ML PAPER: NEURAL STYLE TRANSFER — TL;DR

Sneha Ghantasala
2 min readDec 27, 2020

Research paper: “A Neural Algorithm of Artistic Style” by Leon A. Gatys, et. al published on September 2, 2015.

Disclaimer: These are just notes and lot of the text is taken from the paper.

The paper describes and formulates Neural Style Transfer. Its main takeaway is an algorithmic understanding of how neural representations can independently capture the content and style of an image. It has described a method for synthesizing images that mix content and style from different sources. This independence has been mathematically formulated in the loss function which is the sum of both the content loss and style loss. The paper has described the style of an image as the general texture and has referenced this definition.

The paper has combined the following ideas described in various other papers elegantly:

1. Using trained VGG networks (trained for object recognition) to get encodings for images for content comparisons between images.

2. Using existing visualization techniques to visualize the information in intermediate layers by reconstructing the image from feature maps of that layer.

3. Using existing ideas and formulae for calculating the style of an image.

4. Relating the method of style computations to how neurons in the biological eye work.

The way an image is generated, as described by the paper, is as follows:

1. Initialize the generated image to a white noise image.

2. Improve the generated image’s content by comparing the activations of the content image and the generated image (of a chosen layer in the network) by passing these images separately through a trained VGG-19 network (A CNN which has very high accuracy rates for object recognition) and changing the pixel values using gradient descent (Content Loss function).

3. Improve the generated image’s style by minimizing the difference in gram matrices of the generated and style images.
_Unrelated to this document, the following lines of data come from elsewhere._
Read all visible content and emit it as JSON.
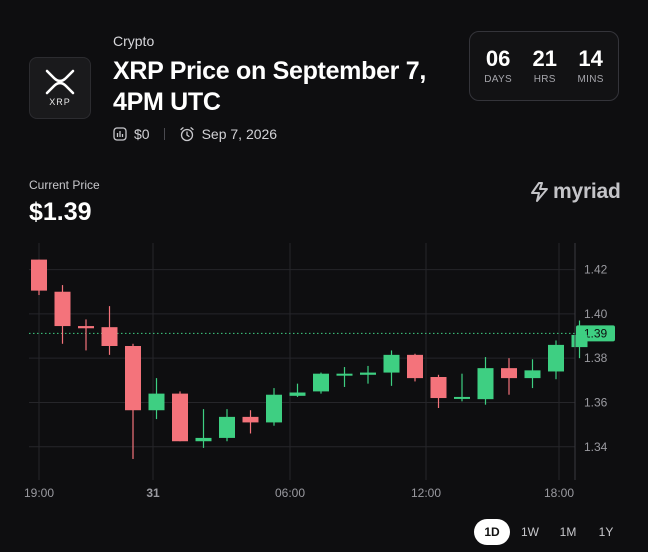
{
  "market": {
    "category": "Crypto",
    "title": "XRP Price on September 7, 4PM UTC",
    "volume": "$0",
    "end_date": "Sep 7, 2026",
    "logo_text": "XRP"
  },
  "countdown": [
    {
      "value": "06",
      "label": "DAYS"
    },
    {
      "value": "21",
      "label": "HRS"
    },
    {
      "value": "14",
      "label": "MINS"
    }
  ],
  "price": {
    "label": "Current Price",
    "value": "$1.39"
  },
  "brand": {
    "name": "myriad"
  },
  "colors": {
    "up": "#3ecf82",
    "down": "#f4737b",
    "background": "#0e0e10",
    "grid": "#26262a"
  },
  "chart_data": {
    "type": "candlestick",
    "x_ticks": [
      "19:00",
      "31",
      "06:00",
      "12:00",
      "18:00"
    ],
    "y_ticks": [
      "1.42",
      "1.40",
      "1.38",
      "1.36",
      "1.34"
    ],
    "ylim": [
      1.325,
      1.432
    ],
    "current_price_tag": "1.39",
    "current_price": 1.3912,
    "candles": [
      {
        "o": 1.4245,
        "c": 1.4105,
        "h": 1.4245,
        "l": 1.4085
      },
      {
        "o": 1.41,
        "c": 1.3945,
        "h": 1.413,
        "l": 1.3865
      },
      {
        "o": 1.3945,
        "c": 1.3935,
        "h": 1.3975,
        "l": 1.3835
      },
      {
        "o": 1.394,
        "c": 1.3855,
        "h": 1.4035,
        "l": 1.3815
      },
      {
        "o": 1.3855,
        "c": 1.3565,
        "h": 1.3865,
        "l": 1.3345
      },
      {
        "o": 1.3565,
        "c": 1.364,
        "h": 1.371,
        "l": 1.3525
      },
      {
        "o": 1.364,
        "c": 1.3425,
        "h": 1.365,
        "l": 1.3425
      },
      {
        "o": 1.3425,
        "c": 1.344,
        "h": 1.357,
        "l": 1.3395
      },
      {
        "o": 1.344,
        "c": 1.3535,
        "h": 1.357,
        "l": 1.3425
      },
      {
        "o": 1.3535,
        "c": 1.351,
        "h": 1.3565,
        "l": 1.346
      },
      {
        "o": 1.351,
        "c": 1.3635,
        "h": 1.3665,
        "l": 1.3495
      },
      {
        "o": 1.363,
        "c": 1.3645,
        "h": 1.3685,
        "l": 1.3625
      },
      {
        "o": 1.365,
        "c": 1.373,
        "h": 1.3735,
        "l": 1.364
      },
      {
        "o": 1.373,
        "c": 1.373,
        "h": 1.376,
        "l": 1.367
      },
      {
        "o": 1.3725,
        "c": 1.3735,
        "h": 1.3765,
        "l": 1.3685
      },
      {
        "o": 1.3735,
        "c": 1.3815,
        "h": 1.3835,
        "l": 1.3675
      },
      {
        "o": 1.3815,
        "c": 1.371,
        "h": 1.382,
        "l": 1.3695
      },
      {
        "o": 1.3715,
        "c": 1.362,
        "h": 1.3725,
        "l": 1.3575
      },
      {
        "o": 1.362,
        "c": 1.3625,
        "h": 1.373,
        "l": 1.3605
      },
      {
        "o": 1.3615,
        "c": 1.3755,
        "h": 1.3805,
        "l": 1.359
      },
      {
        "o": 1.3755,
        "c": 1.371,
        "h": 1.38,
        "l": 1.3635
      },
      {
        "o": 1.371,
        "c": 1.3745,
        "h": 1.3795,
        "l": 1.3665
      },
      {
        "o": 1.374,
        "c": 1.386,
        "h": 1.388,
        "l": 1.3705
      },
      {
        "o": 1.385,
        "c": 1.3905,
        "h": 1.397,
        "l": 1.38
      }
    ]
  },
  "range_tabs": [
    {
      "label": "1D",
      "active": true
    },
    {
      "label": "1W",
      "active": false
    },
    {
      "label": "1M",
      "active": false
    },
    {
      "label": "1Y",
      "active": false
    }
  ]
}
Gram matrices are feature correlations between the different filter responses of a layer in the CNN. The paper mentions that we could take a weighted sum of this loss for different layers for computing the Style Loss function. The style of the image is improved in every iteration using gradient descent as well.
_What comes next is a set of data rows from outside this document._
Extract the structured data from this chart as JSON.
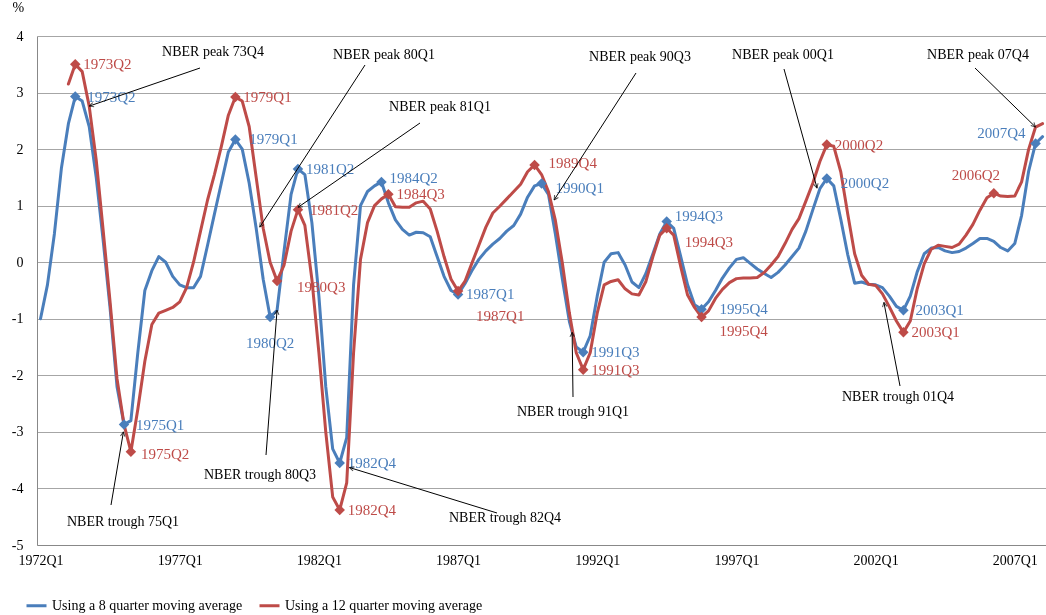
{
  "chart_data": {
    "type": "line",
    "ylabel": "%",
    "x": [
      "1972-01",
      "1972-04",
      "1972-07",
      "1972-10",
      "1973-01",
      "1973-04",
      "1973-07",
      "1973-10",
      "1974-01",
      "1974-04",
      "1974-07",
      "1974-10",
      "1975-01",
      "1975-04",
      "1975-07",
      "1975-10",
      "1976-01",
      "1976-04",
      "1976-07",
      "1976-10",
      "1977-01",
      "1977-04",
      "1977-07",
      "1977-10",
      "1978-01",
      "1978-04",
      "1978-07",
      "1978-10",
      "1979-01",
      "1979-04",
      "1979-07",
      "1979-10",
      "1980-01",
      "1980-04",
      "1980-07",
      "1980-10",
      "1981-01",
      "1981-04",
      "1981-07",
      "1981-10",
      "1982-01",
      "1982-04",
      "1982-07",
      "1982-10",
      "1983-01",
      "1983-04",
      "1983-07",
      "1983-10",
      "1984-01",
      "1984-04",
      "1984-07",
      "1984-10",
      "1985-01",
      "1985-04",
      "1985-07",
      "1985-10",
      "1986-01",
      "1986-04",
      "1986-07",
      "1986-10",
      "1987-01",
      "1987-04",
      "1987-07",
      "1987-10",
      "1988-01",
      "1988-04",
      "1988-07",
      "1988-10",
      "1989-01",
      "1989-04",
      "1989-07",
      "1989-10",
      "1990-01",
      "1990-04",
      "1990-07",
      "1990-10",
      "1991-01",
      "1991-04",
      "1991-07",
      "1991-10",
      "1992-01",
      "1992-04",
      "1992-07",
      "1992-10",
      "1993-01",
      "1993-04",
      "1993-07",
      "1993-10",
      "1994-01",
      "1994-04",
      "1994-07",
      "1994-10",
      "1995-01",
      "1995-04",
      "1995-07",
      "1995-10",
      "1996-01",
      "1996-04",
      "1996-07",
      "1996-10",
      "1997-01",
      "1997-04",
      "1997-07",
      "1997-10",
      "1998-01",
      "1998-04",
      "1998-07",
      "1998-10",
      "1999-01",
      "1999-04",
      "1999-07",
      "1999-10",
      "2000-01",
      "2000-04",
      "2000-07",
      "2000-10",
      "2001-01",
      "2001-04",
      "2001-07",
      "2001-10",
      "2002-01",
      "2002-04",
      "2002-07",
      "2002-10",
      "2003-01",
      "2003-04",
      "2003-07",
      "2003-10",
      "2004-01",
      "2004-04",
      "2004-07",
      "2004-10",
      "2005-01",
      "2005-04",
      "2005-07",
      "2005-10",
      "2006-01",
      "2006-04",
      "2006-07",
      "2006-10",
      "2007-01",
      "2007-04",
      "2007-07",
      "2007-10",
      "2008-01"
    ],
    "series": [
      {
        "name": "Using a 8 quarter moving average",
        "color": "#4a7ebb",
        "values": [
          -1.0,
          -0.4,
          0.5,
          1.66,
          2.45,
          2.93,
          2.85,
          2.4,
          1.5,
          0.4,
          -0.8,
          -2.2,
          -2.87,
          -2.8,
          -1.6,
          -0.5,
          -0.15,
          0.1,
          0.0,
          -0.25,
          -0.4,
          -0.45,
          -0.45,
          -0.25,
          0.3,
          0.85,
          1.4,
          1.95,
          2.17,
          2.0,
          1.4,
          0.6,
          -0.3,
          -0.97,
          -0.85,
          0.2,
          1.2,
          1.65,
          1.55,
          0.7,
          -0.6,
          -2.2,
          -3.3,
          -3.55,
          -3.1,
          -0.4,
          1.0,
          1.25,
          1.35,
          1.42,
          1.05,
          0.75,
          0.58,
          0.48,
          0.53,
          0.52,
          0.45,
          0.1,
          -0.25,
          -0.5,
          -0.57,
          -0.38,
          -0.15,
          0.05,
          0.2,
          0.32,
          0.42,
          0.55,
          0.65,
          0.85,
          1.15,
          1.35,
          1.39,
          1.2,
          0.5,
          -0.3,
          -1.05,
          -1.5,
          -1.59,
          -1.3,
          -0.6,
          0.0,
          0.15,
          0.17,
          -0.05,
          -0.35,
          -0.45,
          -0.2,
          0.15,
          0.5,
          0.72,
          0.6,
          0.1,
          -0.4,
          -0.75,
          -0.83,
          -0.7,
          -0.5,
          -0.28,
          -0.1,
          0.05,
          0.08,
          -0.02,
          -0.12,
          -0.2,
          -0.27,
          -0.18,
          -0.05,
          0.1,
          0.25,
          0.55,
          0.93,
          1.3,
          1.48,
          1.35,
          0.76,
          0.13,
          -0.37,
          -0.35,
          -0.39,
          -0.4,
          -0.45,
          -0.6,
          -0.78,
          -0.85,
          -0.6,
          -0.17,
          0.15,
          0.25,
          0.26,
          0.2,
          0.17,
          0.19,
          0.25,
          0.33,
          0.42,
          0.42,
          0.37,
          0.26,
          0.2,
          0.33,
          0.83,
          1.6,
          2.1,
          2.22
        ]
      },
      {
        "name": "Using a 12 quarter moving average",
        "color": "#be4b48",
        "values": [
          null,
          null,
          null,
          null,
          3.15,
          3.5,
          3.37,
          2.76,
          1.81,
          0.58,
          -0.69,
          -2.06,
          -2.87,
          -3.35,
          -2.6,
          -1.75,
          -1.1,
          -0.9,
          -0.85,
          -0.8,
          -0.7,
          -0.45,
          0.0,
          0.55,
          1.1,
          1.55,
          2.05,
          2.6,
          2.92,
          2.85,
          2.4,
          1.5,
          0.6,
          0.0,
          -0.33,
          -0.05,
          0.55,
          0.93,
          0.65,
          -0.3,
          -1.6,
          -3.0,
          -4.15,
          -4.38,
          -3.9,
          -1.6,
          0.05,
          0.7,
          1.0,
          1.12,
          1.2,
          0.98,
          0.97,
          0.97,
          1.05,
          1.08,
          0.94,
          0.55,
          0.1,
          -0.3,
          -0.51,
          -0.34,
          -0.02,
          0.3,
          0.62,
          0.87,
          0.99,
          1.12,
          1.25,
          1.38,
          1.6,
          1.72,
          1.55,
          1.25,
          0.74,
          -0.02,
          -0.9,
          -1.6,
          -1.9,
          -1.6,
          -0.9,
          -0.4,
          -0.34,
          -0.31,
          -0.47,
          -0.56,
          -0.58,
          -0.34,
          0.1,
          0.48,
          0.6,
          0.48,
          -0.08,
          -0.58,
          -0.8,
          -0.97,
          -0.86,
          -0.64,
          -0.48,
          -0.36,
          -0.29,
          -0.28,
          -0.28,
          -0.27,
          -0.18,
          -0.05,
          0.1,
          0.33,
          0.58,
          0.77,
          1.08,
          1.4,
          1.78,
          2.08,
          2.05,
          1.6,
          0.85,
          0.15,
          -0.23,
          -0.39,
          -0.41,
          -0.56,
          -0.79,
          -1.04,
          -1.24,
          -1.04,
          -0.47,
          -0.03,
          0.23,
          0.3,
          0.28,
          0.26,
          0.32,
          0.48,
          0.67,
          0.92,
          1.14,
          1.22,
          1.17,
          1.16,
          1.17,
          1.42,
          1.99,
          2.39,
          2.45
        ]
      },
      {
        "type": "scatter",
        "marker": "diamond",
        "color": "#4a7ebb",
        "x": [
          "1973-04",
          "1975-01",
          "1979-01",
          "1980-04",
          "1981-04",
          "1982-10",
          "1984-04",
          "1987-01",
          "1990-01",
          "1991-07",
          "1994-07",
          "1995-10",
          "2000-04",
          "2003-01",
          "2007-10"
        ],
        "values": [
          2.93,
          -2.87,
          2.17,
          -0.97,
          1.65,
          -3.55,
          1.42,
          -0.57,
          1.39,
          -1.59,
          0.72,
          -0.83,
          1.48,
          -0.85,
          2.1
        ],
        "value_labels": [
          "1973Q2",
          "1975Q1",
          "1979Q1",
          "1980Q2",
          "1981Q2",
          "1982Q4",
          "1984Q2",
          "1987Q1",
          "1990Q1",
          "1991Q3",
          "1994Q3",
          "1995Q4",
          "2000Q2",
          "2003Q1",
          "2007Q4"
        ]
      },
      {
        "type": "scatter",
        "marker": "diamond",
        "color": "#be4b48",
        "x": [
          "1973-04",
          "1975-04",
          "1979-01",
          "1980-07",
          "1981-04",
          "1982-10",
          "1984-07",
          "1987-01",
          "1989-10",
          "1991-07",
          "1994-07",
          "1995-10",
          "2000-04",
          "2003-01",
          "2006-04"
        ],
        "values": [
          3.5,
          -3.35,
          2.92,
          -0.33,
          0.93,
          -4.38,
          1.2,
          -0.51,
          1.72,
          -1.9,
          0.6,
          -0.97,
          2.08,
          -1.24,
          1.22
        ],
        "value_labels": [
          "1973Q2",
          "1975Q2",
          "1979Q1",
          "1980Q3",
          "1981Q2",
          "1982Q4",
          "1984Q3",
          "1987Q1",
          "1989Q4",
          "1991Q3",
          "1994Q3",
          "1995Q4",
          "2000Q2",
          "2003Q1",
          "2006Q2"
        ]
      }
    ],
    "xlim": [
      "1971-11-16",
      "2008-02-15"
    ],
    "ylim": [
      -5,
      4
    ],
    "xticks": [
      {
        "value": "1972-01",
        "label": "1972Q1"
      },
      {
        "value": "1977-01",
        "label": "1977Q1"
      },
      {
        "value": "1982-01",
        "label": "1982Q1"
      },
      {
        "value": "1987-01",
        "label": "1987Q1"
      },
      {
        "value": "1992-01",
        "label": "1992Q1"
      },
      {
        "value": "1997-01",
        "label": "1997Q1"
      },
      {
        "value": "2002-01",
        "label": "2002Q1"
      },
      {
        "value": "2007-01",
        "label": "2007Q1"
      }
    ],
    "yticks": [
      -5,
      -4,
      -3,
      -2,
      -1,
      0,
      1,
      2,
      3,
      4
    ],
    "grid": "y",
    "legend": "bottom",
    "line_style": "solid",
    "annotations": [
      {
        "text": "NBER peak 73Q4",
        "x": "1973-10",
        "y": 2.76
      },
      {
        "text": "NBER trough 75Q1",
        "x": "1974-12-24",
        "y": -3.0
      },
      {
        "text": "NBER peak 80Q1",
        "x": "1979-11-16",
        "y": 0.62
      },
      {
        "text": "NBER peak 81Q1",
        "x": "1981-04-01",
        "y": 0.97
      },
      {
        "text": "NBER trough 80Q3",
        "x": "1980-07",
        "y": -0.85
      },
      {
        "text": "NBER trough 82Q4",
        "x": "1983-02-06",
        "y": -3.63
      },
      {
        "text": "NBER peak 90Q3",
        "x": "1990-06-14",
        "y": 1.1
      },
      {
        "text": "NBER trough 91Q1",
        "x": "1991-02-06",
        "y": -1.24
      },
      {
        "text": "NBER peak 00Q1",
        "x": "1999-11-25",
        "y": 1.31
      },
      {
        "text": "NBER trough 01Q4",
        "x": "2002-04-20",
        "y": -0.71
      },
      {
        "text": "NBER peak 07Q4",
        "x": "2007-10",
        "y": 2.39
      }
    ]
  }
}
4. The overall cost function is regulated by two parameters — alpha (α), beta (β) — and the ratio α/β is the emphasis on matching the content of the content image and the style of the style image.

The paper states that for image synthesis, replacing the max-pooling operation by average pooling improved the gradient flow and obtained slightly more appealing results. But there were no examples or metrics presented for the same.

Overall, the paper provides a fascinating tool to study the perception and neural representation of style and content-independent image appearance in general.